Frederick Lamond

Havergal Brian

Selected and annotated by Malcolm MacDonald

The ‘suggestion for a Lamond jubilee’ mentioned below was presumably in anticipation of the great Scottish pianist’s 70th birthday: in any case it gave Brian an excuse for the following tribute:


I hope the suggestion for a Lamond jubilee will find a ready response. I have a sentimental regard for the man and his fifty years of artistic activity, for in my youth I managed to hear him at the old St James’s Hall. Perhaps at that age I thought that all were giants: but none whom I have since heard have shown Lamond’s enormous power in the playing of Beethoven. The power he has is needed in the sonatas, and to them both Lamond and his master Liszt remained unswervingly loyal.

I suppose Lamond has during his long years of an artist’s life lost count of the number of times he has played the thirty two sonatas in public: only on one of the many occasions on which I have heard him did be stray from the Beethoven sonatas or concertos, and then he played Liszt’s concerto in E flat. Once at Bechstein’s I saw Lamond come in and as silently disappear: and they told me that he had gone to a private room to practise, a habit he had when in London, and that on Sunday mornings he would do the same. Some regard Lamond as best in Liszt, others in Chopin, but for me it is always Beethoven.

Lamond is to me a link between the music of Victorian days and our own: he was a pupil first of von Bülow, and then of Liszt.

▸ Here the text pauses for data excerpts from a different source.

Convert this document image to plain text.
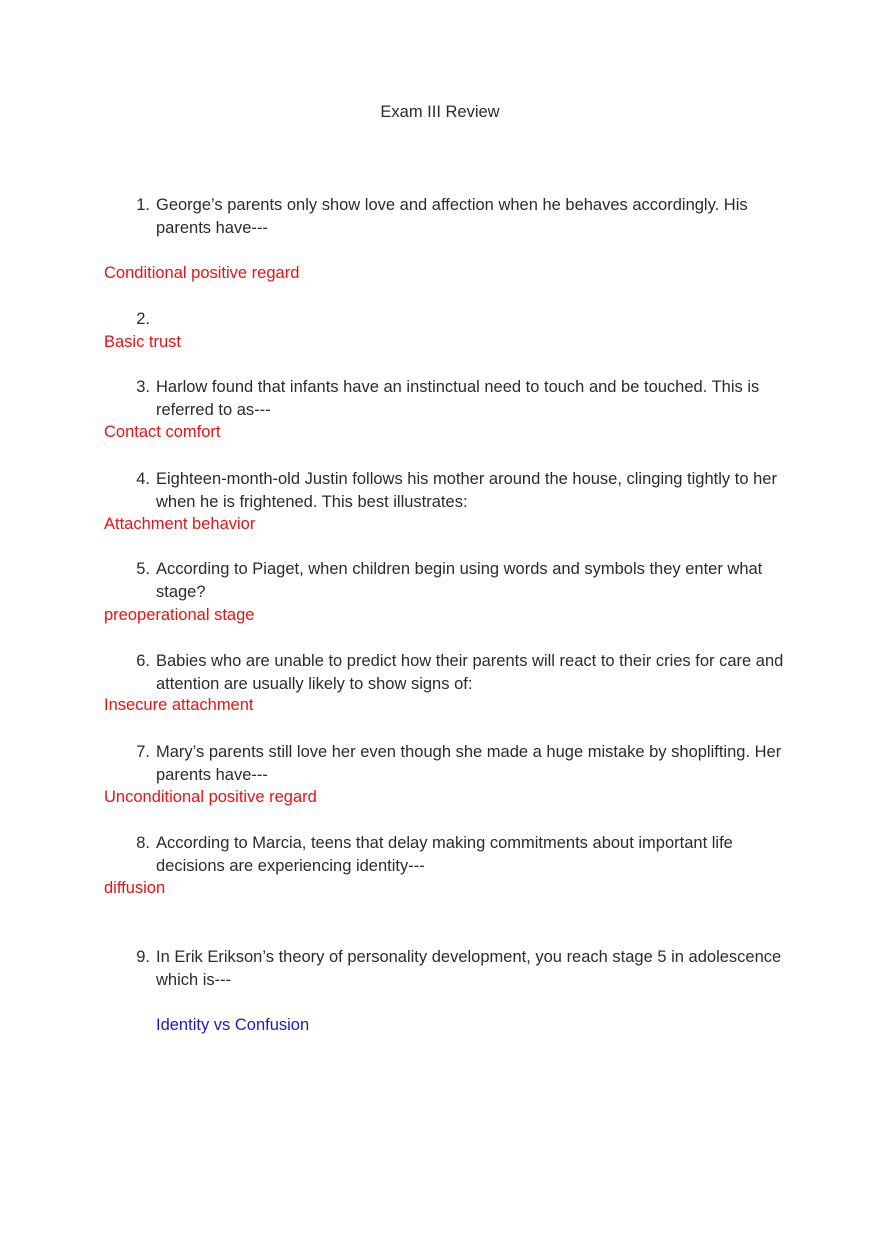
Exam III Review
1. George’s parents only show love and affection when he behaves accordingly. His parents have---
Conditional positive regard
2.
Basic trust
3. Harlow found that infants have an instinctual need to touch and be touched. This is referred to as---
Contact comfort
4. Eighteen-month-old Justin follows his mother around the house, clinging tightly to her when he is frightened. This best illustrates:
Attachment behavior
5. According to Piaget, when children begin using words and symbols they enter what stage?
preoperational stage
6. Babies who are unable to predict how their parents will react to their cries for care and attention are usually likely to show signs of:
Insecure attachment
7. Mary’s parents still love her even though she made a huge mistake by shoplifting. Her parents have---
Unconditional positive regard
8. According to Marcia, teens that delay making commitments about important life decisions are experiencing identity---
diffusion
9. In Erik Erikson’s theory of personality development, you reach stage 5 in adolescence which is---
Identity vs Confusion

When Liszt was to London in 1836 — the guest of Henry Littleton at Sydenham — he set the stamp of his approval on Lamond’s playing by attending the final concert of a series given by his pupil in St James’s Hall. Liszt was then seventy five: and I am convinced that then and always he had a great heart, and at cost to himself was pleased to help others.

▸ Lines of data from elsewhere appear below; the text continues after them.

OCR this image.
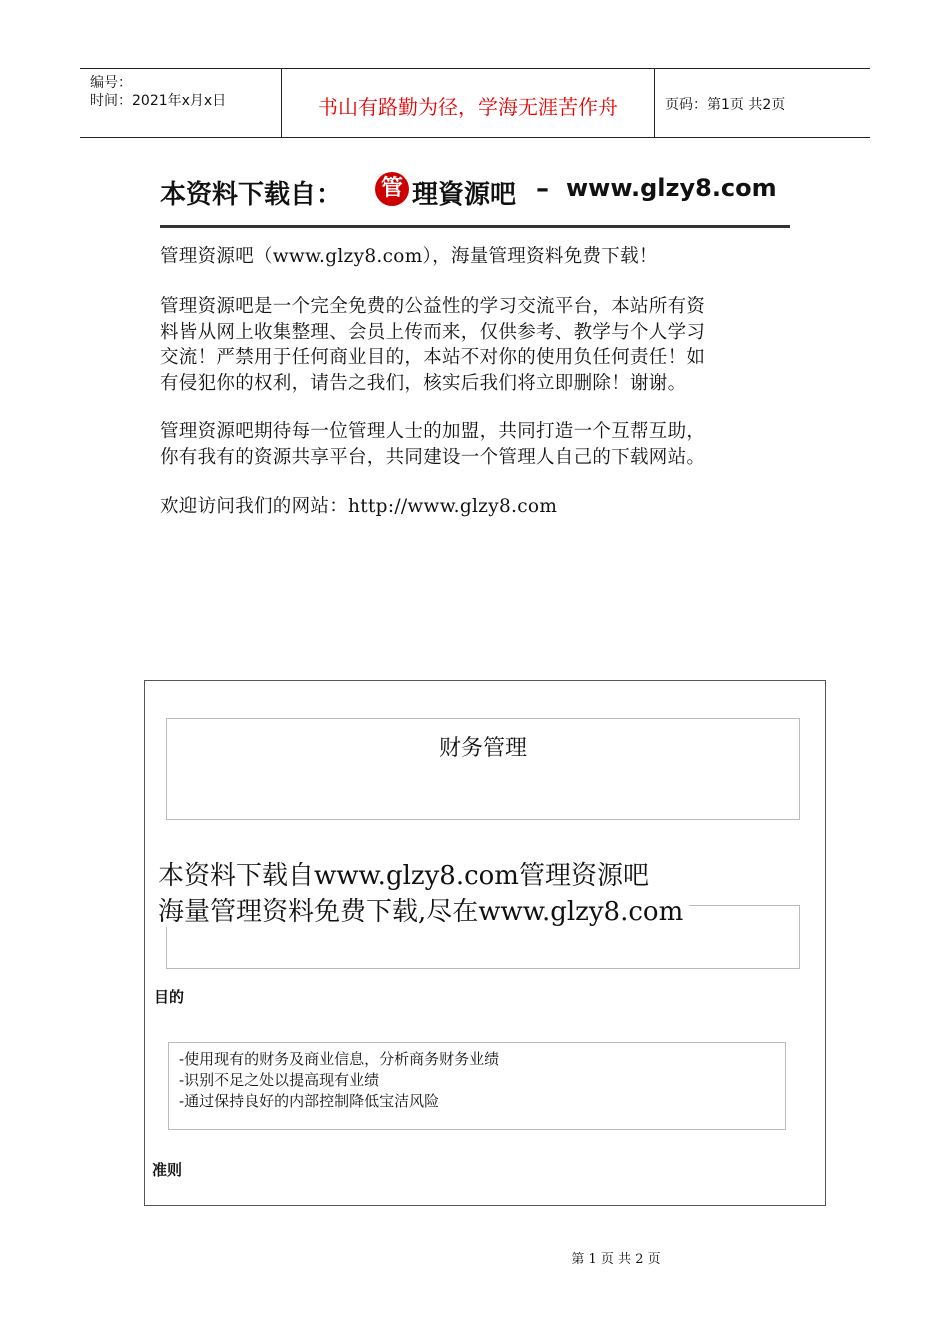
编号：
时间：2021年x月x日	书山有路勤为径，学海无涯苦作舟	页码：第1页 共2页
本资料下载自： 管 理資源吧 – www.glzy8.com

管理资源吧（www.glzy8.com），海量管理资料免费下载！

管理资源吧是一个完全免费的公益性的学习交流平台，本站所有资

料皆从网上收集整理、会员上传而来，仅供参考、教学与个人学习

交流！严禁用于任何商业目的，本站不对你的使用负任何责任！如

有侵犯你的权利，请告之我们，核实后我们将立即删除！谢谢。

管理资源吧期待每一位管理人士的加盟，共同打造一个互帮互助，

你有我有的资源共享平台，共同建设一个管理人自己的下载网站。

欢迎访问我们的网站：http://www.glzy8.com

财务管理
本资料下载自www.glzy8.com管理资源吧
海量管理资料免费下载,尽在www.glzy8.com
目的
-使用现有的财务及商业信息，分析商务财务业绩
-识别不足之处以提高现有业绩
-通过保持良好的内部控制降低宝洁风险
准则
第 1 页 共 2 页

Since those days Lamond has lived much abroad, though, his visits to London have been frequent. We have known him as a concerto player at the concerts of the Royal Philharmonic Society, the Crystal Palace Concerts, and more recently at the Queen’s Hall Orchestra and Promenade Concerts. He has, in years gone by, essayed the tasks of conductor and composer. His Symphony in A was produced in his native Scotland in 1889 by the Glasgow Choral Union and in the year following by Manns at the Crystal Palace. The Philharmonic Society produced an Overture of his in 1893; he has also written chamber music and pieces for the piano, though of these I know nothing. It is likely he nay have written other works which await performance.

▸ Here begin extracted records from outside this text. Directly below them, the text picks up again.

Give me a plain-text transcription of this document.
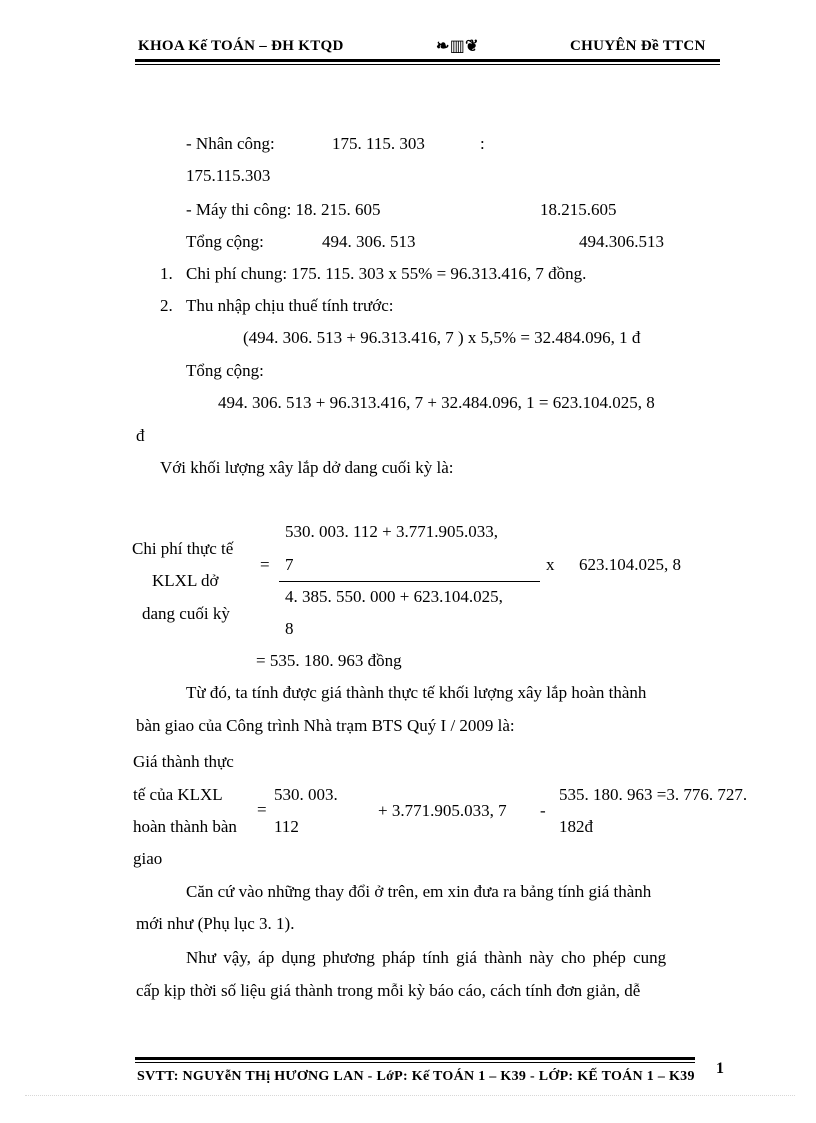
KHOA Kế TOÁN – ĐH KTQD	❧▥❦	CHUYÊN Đề TTCN
- Nhân công:	175. 115. 303	:
175.115.303
- Máy thi công: 18. 215. 605	18.215.605
Tổng cộng:	494. 306. 513	494.306.513
1. Chi phí chung: 175. 115. 303 x 55% = 96.313.416, 7 đồng.
2. Thu nhập chịu thuế tính trước:
(494. 306. 513 + 96.313.416, 7 ) x 5,5% = 32.484.096, 1 đ
Tổng cộng:
494. 306. 513 + 96.313.416, 7 + 32.484.096, 1 = 623.104.025, 8
đ
Với khối lượng xây lắp dở dang cuối kỳ là:
Chi phí thực tế
KLXL dở
dang cuối kỳ
=
530. 003. 112 + 3.771.905.033,
7
4. 385. 550. 000 + 623.104.025,
8
x 623.104.025, 8
= 535. 180. 963 đồng
Từ đó, ta tính được giá thành thực tế khối lượng xây lắp hoàn thành
bàn giao của Công trình Nhà trạm BTS Quý I / 2009 là:
Giá thành thực
tế của KLXL
hoàn thành bàn
giao
=
530. 003.
112
+ 3.771.905.033, 7 -
535. 180. 963 =3. 776. 727.
182đ
Căn cứ vào những thay đổi ở trên, em xin đưa ra bảng tính giá thành
mới như (Phụ lục 3. 1).
Như vậy, áp dụng phương pháp tính giá thành này cho phép cung
cấp kịp thời số liệu giá thành trong mỗi kỳ báo cáo, cách tính đơn giản, dễ
SVTT: NGUYễN THị HƯƠNG LAN - LớP: Kế TOÁN 1 – K39 - LỚP: KẾ TOÁN 1 – K39 1
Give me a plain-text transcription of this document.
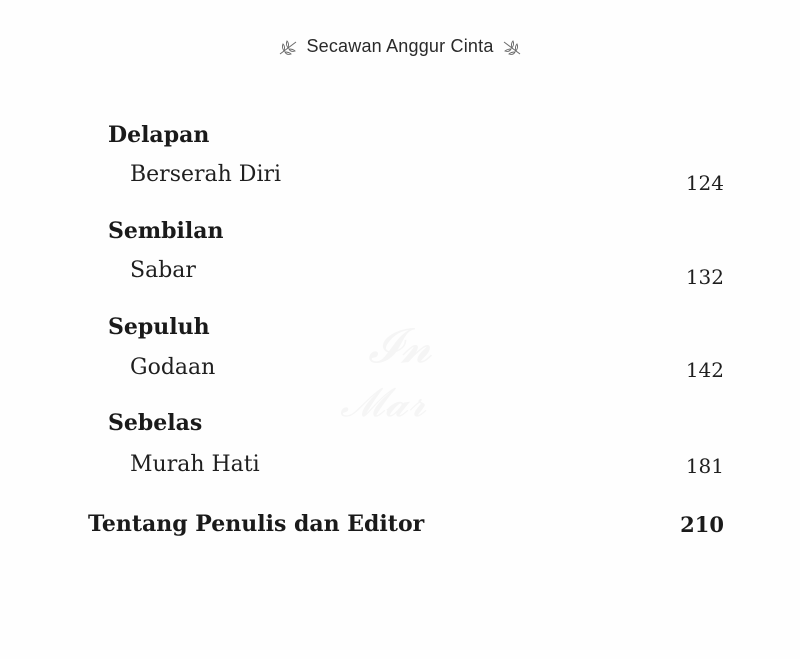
Secawan Anggur Cinta
Delapan
Berserah Diri	124
Sembilan
Sabar	132
Sepuluh
Godaan	142
Sebelas
Murah Hati	181
Tentang Penulis dan Editor	210
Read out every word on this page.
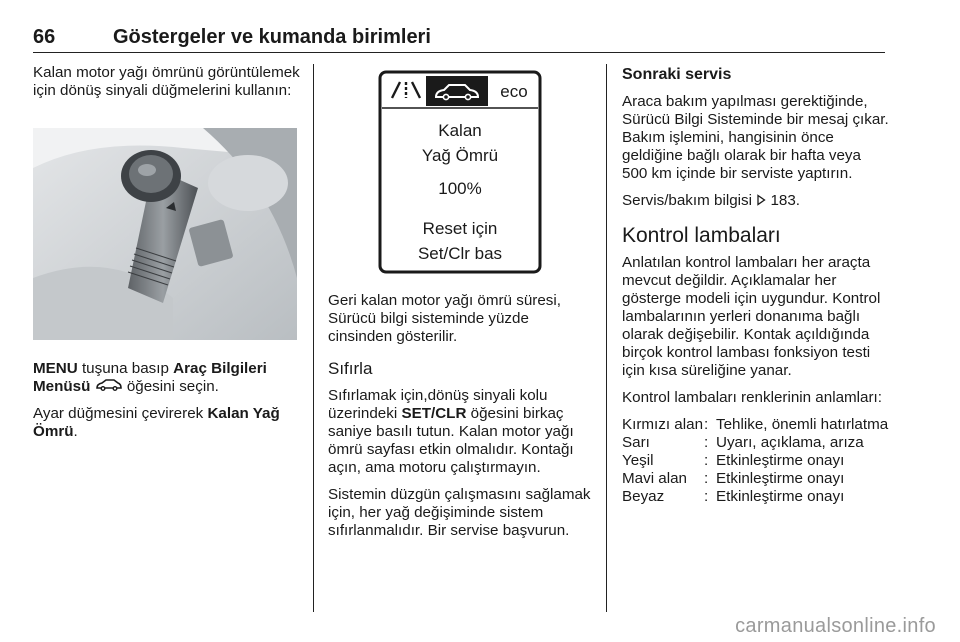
66	Göstergeler ve kumanda birimleri

Kalan motor yağı ömrünü görüntülemek için dönüş sinyali düğmelerini kullanın:

MENU tuşuna basıp Araç Bilgileri Menüsü  öğesini seçin.

Ayar düğmesini çevirerek Kalan Yağ Ömrü.

eco
Kalan
Yağ Ömrü
100%
Reset için
Set/Clr bas

Geri kalan motor yağı ömrü süresi, Sürücü bilgi sisteminde yüzde cinsinden gösterilir.

Sıfırla

Sıfırlamak için,dönüş sinyali kolu üzerindeki SET/CLR öğesini birkaç saniye basılı tutun. Kalan motor yağı ömrü sayfası etkin olmalıdır. Kontağı açın, ama motoru çalıştırmayın.

Sistemin düzgün çalışmasını sağlamak için, her yağ değişiminde sistem sıfırlanmalıdır. Bir servise başvurun.

Sonraki servis

Araca bakım yapılması gerektiğinde, Sürücü Bilgi Sisteminde bir mesaj çıkar. Bakım işlemini, hangisinin önce geldiğine bağlı olarak bir hafta veya 500 km içinde bir serviste yaptırın.

Servis/bakım bilgisi  183.

Kontrol lambaları

Anlatılan kontrol lambaları her araçta mevcut değildir. Açıklamalar her gösterge modeli için uygundur. Kontrol lambalarının yerleri donanıma bağlı olarak değişebilir. Kontak açıldığında birçok kontrol lambası fonksiyon testi için kısa süreliğine yanar.

Kontrol lambaları renklerinin anlamları:

Kırmızı alan : Tehlike, önemli hatırlatma
Sarı	: Uyarı, açıklama, arıza
Yeşil	: Etkinleştirme onayı
Mavi alan	: Etkinleştirme onayı
Beyaz	: Etkinleştirme onayı
carmanualsonline.info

Lamond is a true Scot, carrying the love of his native land with him, not to the Colonies but to the Continent, where in general they do not express that love too ardently. As a recitalist he is well known in most European countries. His short history is that he was born at Glasgow, was first taught music by his brother David, and at the age of twelve played the organ at Laurieston Parish Church, and then in due season (1904) married Irene Triesch, an actress. Prosit! Prosit! And now his fellow countrymen, brother artists, and music lovers all seek to do him honour.